Where was I ? Right. The switching off happened on the evening of December 23rd and it was glorious. Of the ten days we had off, we spent five of them in Napier including a very laid back and relaxed Christmas Day, not including the part where my Dino-Pai woke up at 4am because of who she is as a person. I am very thankful of who my Surly Teen is as a person because he took care of her and did his best to prevent her from waking us up before 7am. 7am is the Christmas Day rule in this whare. Mean? Possibly but also essential.

Someone said something along the lines of “she’s a bit of a firecracker huh?” in reference to my Dino-Pai and the answer to that question is one hundred times yes forever and ever amine. She is amazing and I am very tired.
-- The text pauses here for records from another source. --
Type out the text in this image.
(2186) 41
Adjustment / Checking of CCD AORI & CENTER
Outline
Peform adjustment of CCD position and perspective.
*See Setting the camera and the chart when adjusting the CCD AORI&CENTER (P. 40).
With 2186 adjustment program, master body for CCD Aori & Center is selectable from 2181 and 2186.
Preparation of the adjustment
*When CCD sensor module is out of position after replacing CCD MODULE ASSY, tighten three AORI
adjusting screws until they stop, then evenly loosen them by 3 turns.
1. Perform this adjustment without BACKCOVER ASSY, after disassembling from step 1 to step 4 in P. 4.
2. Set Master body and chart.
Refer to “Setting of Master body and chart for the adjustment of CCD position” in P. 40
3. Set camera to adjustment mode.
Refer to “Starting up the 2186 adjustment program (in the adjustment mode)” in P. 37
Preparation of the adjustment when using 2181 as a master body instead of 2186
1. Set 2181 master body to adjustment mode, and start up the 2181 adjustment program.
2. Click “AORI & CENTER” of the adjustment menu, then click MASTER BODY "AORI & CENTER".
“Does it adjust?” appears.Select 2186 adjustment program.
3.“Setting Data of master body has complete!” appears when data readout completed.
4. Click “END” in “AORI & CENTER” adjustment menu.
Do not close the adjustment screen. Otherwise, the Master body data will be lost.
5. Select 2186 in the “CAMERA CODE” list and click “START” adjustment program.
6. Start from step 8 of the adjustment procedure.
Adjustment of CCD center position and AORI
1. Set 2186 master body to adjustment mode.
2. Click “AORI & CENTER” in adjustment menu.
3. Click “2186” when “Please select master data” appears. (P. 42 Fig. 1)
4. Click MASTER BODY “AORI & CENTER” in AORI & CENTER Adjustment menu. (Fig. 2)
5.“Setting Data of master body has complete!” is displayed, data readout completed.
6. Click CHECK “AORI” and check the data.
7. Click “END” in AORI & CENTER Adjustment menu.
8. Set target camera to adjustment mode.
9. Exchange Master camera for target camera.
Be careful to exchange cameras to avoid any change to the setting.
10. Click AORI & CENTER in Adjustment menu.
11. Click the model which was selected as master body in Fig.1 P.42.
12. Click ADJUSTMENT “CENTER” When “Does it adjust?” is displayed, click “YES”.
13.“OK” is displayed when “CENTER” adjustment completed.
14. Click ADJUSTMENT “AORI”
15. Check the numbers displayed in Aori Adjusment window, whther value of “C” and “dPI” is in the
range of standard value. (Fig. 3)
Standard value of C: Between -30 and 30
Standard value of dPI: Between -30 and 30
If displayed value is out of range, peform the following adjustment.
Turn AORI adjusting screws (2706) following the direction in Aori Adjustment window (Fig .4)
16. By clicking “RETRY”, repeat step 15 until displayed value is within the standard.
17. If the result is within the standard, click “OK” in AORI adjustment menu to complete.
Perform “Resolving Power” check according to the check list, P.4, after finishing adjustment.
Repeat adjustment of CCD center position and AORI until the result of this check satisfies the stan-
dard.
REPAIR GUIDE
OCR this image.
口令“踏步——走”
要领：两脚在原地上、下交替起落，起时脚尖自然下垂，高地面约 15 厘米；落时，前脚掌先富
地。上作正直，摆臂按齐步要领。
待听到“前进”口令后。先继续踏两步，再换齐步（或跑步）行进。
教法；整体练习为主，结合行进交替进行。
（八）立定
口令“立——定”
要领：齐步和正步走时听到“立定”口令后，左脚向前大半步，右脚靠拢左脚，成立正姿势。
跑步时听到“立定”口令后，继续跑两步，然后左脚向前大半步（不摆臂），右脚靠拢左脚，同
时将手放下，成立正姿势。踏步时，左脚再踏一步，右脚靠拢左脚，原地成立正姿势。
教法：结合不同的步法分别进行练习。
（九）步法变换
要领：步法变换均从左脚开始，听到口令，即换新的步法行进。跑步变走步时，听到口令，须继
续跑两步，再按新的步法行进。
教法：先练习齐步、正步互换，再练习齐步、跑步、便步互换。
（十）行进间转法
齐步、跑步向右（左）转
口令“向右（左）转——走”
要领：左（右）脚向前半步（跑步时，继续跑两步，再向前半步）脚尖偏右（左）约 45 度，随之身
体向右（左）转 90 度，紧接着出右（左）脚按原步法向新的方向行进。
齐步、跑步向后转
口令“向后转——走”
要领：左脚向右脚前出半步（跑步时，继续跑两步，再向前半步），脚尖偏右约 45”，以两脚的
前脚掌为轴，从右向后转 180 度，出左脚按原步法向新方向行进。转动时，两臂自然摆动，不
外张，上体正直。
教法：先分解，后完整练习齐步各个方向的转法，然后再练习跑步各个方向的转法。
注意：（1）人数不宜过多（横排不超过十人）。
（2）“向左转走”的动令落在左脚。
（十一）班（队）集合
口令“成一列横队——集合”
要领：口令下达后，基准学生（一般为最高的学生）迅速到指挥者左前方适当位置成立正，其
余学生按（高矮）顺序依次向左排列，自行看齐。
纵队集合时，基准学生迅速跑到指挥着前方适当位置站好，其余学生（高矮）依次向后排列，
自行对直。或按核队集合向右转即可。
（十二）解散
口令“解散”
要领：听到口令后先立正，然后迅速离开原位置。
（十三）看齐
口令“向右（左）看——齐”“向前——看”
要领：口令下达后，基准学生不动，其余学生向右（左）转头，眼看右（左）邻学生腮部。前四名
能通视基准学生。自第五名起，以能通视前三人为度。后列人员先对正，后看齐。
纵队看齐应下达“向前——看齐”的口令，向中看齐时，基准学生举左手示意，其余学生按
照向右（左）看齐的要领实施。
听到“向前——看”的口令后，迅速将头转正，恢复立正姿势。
The someone was my baby brother who was in NZ from Perth where he currently lives (I say currently like it’s just temporary and he’s going to return lolololol please?). He made a detour on his travels to come spend a night in Napier because we weren’t going to see him at all and I am very grateful for that. He is a good baby brother, even if he’s actually 31 years old and definitely taller than me. You can take the baby brother out of NZ but you can’t take the baby brother out of my heart. 

On our return we have spent lots of time sitting and eating and also gardening because I love the gardening. I don’t really have much success with growing things but I can say that I am getting it. As a whānau we’ve kept at least two house plants alive this year and I planted basil in the garden the other day and it is still alive. Today is my first back at work (V1 mahi, not my day job) and it’s quietish, there’s a giant fan to keep me cool and the sun is shining. I know the delicious slow(er) days are coming to an end soon (I start back at work on Monday but just part-time for now) but I am going to try and hold on to that slow feeling for as long as I can. After a year of 6 day work weeks I’m determined to try and stretch out this feeling for as long as I can.

P.S I have finally caught up with The Handmaid’s Tale and holy shit it is dark dark dark. I cried and cried and cried and I feel like my insides are very raw right now. I think I will stick to reality cooking shows from here on out.